We would remove this inconvenience, or gain that advantage, that our labours may cease. When I have conquered Italy and Sicily, says Pyrrhus, I shall then enjoy my repose. This termination is proposed in our national as well as in our personal exertions;and in spite of frequent experience to the contrary, is considered at a distance as the height of felicity. But nature has wisely, in most particulars, baffled our project; and placed no where within our reach this visionary blessing of absolute ease. The attainment of one end is but the beginning of a new pursuit; and the discovery of one art is but a prolongation of the thread by which we are conducted to further inquiries, and only hope to escape from the labyrinth.

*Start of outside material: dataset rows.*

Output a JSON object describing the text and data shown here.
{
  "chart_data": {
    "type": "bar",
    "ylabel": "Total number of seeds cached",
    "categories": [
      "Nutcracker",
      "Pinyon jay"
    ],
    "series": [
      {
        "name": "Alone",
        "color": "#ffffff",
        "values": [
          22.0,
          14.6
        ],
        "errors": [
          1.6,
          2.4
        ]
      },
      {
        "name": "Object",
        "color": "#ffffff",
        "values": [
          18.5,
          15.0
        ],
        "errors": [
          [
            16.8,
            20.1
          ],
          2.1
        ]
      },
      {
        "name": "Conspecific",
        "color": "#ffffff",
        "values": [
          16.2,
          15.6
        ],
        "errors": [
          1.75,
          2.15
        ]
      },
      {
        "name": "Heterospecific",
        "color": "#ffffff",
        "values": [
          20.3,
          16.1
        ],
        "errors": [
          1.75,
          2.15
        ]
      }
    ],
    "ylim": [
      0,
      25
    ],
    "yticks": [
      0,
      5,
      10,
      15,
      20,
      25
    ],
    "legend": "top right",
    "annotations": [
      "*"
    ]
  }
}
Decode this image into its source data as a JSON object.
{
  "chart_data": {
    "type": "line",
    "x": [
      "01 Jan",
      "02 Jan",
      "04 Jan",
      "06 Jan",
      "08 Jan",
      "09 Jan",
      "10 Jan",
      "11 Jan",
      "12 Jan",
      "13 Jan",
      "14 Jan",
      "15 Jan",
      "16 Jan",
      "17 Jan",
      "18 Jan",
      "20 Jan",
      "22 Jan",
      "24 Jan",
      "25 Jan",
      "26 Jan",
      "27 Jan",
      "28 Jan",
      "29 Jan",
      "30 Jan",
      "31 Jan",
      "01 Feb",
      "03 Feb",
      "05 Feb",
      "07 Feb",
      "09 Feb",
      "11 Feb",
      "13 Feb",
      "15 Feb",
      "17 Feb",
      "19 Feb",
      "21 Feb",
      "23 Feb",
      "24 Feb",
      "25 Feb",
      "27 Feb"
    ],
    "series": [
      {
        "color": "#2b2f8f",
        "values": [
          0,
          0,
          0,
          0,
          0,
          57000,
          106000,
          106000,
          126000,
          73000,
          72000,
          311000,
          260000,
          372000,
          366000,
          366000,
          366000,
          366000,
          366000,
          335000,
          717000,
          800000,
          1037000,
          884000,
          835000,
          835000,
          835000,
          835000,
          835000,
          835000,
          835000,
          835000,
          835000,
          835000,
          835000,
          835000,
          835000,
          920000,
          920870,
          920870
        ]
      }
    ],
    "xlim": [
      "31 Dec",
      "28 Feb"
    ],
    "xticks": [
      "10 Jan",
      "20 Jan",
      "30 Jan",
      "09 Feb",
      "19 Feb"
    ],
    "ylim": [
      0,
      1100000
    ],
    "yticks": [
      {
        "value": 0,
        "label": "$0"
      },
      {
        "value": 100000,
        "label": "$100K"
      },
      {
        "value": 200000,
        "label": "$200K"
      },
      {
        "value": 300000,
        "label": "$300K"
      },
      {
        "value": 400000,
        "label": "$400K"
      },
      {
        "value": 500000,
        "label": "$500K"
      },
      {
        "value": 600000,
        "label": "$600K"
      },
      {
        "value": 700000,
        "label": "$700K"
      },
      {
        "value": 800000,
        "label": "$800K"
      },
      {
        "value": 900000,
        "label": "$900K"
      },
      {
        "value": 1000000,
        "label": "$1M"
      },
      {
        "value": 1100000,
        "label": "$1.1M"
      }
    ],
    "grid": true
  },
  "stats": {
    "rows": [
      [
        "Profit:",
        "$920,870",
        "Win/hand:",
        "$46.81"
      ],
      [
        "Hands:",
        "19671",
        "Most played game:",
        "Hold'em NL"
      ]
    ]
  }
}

Among the occupations that may be enumerated, as tending to exercise the invention, and to cultivate the talents of men, are the pursuits of accommodation and wealth, including all the different contrivances which serve to increase manufactures, and to perfect the mechanical arts. But it must be owned, that as the materials of commerce may continue to be accumulated without any determinate limit, so the arts which are applied to improve them, may admit of perpetual refinements. No measure of fortune, or degree of skill, is found to diminish the supposed necessities of human life; refinement and plenty foster new desires, while they furnish the means, or practise the methods, to gratify them.

In the result of commercial arts, inequalities of fortune are greatly increased, and the majority of every people are obliged by necessity, or at least strongly incited by ambition and avarice, to employ every talent they possess. After a history of some thousand years employed in manufacture and commerce, the inhabitants of China are still the most laborious and industrious of any people on the surface of the earth.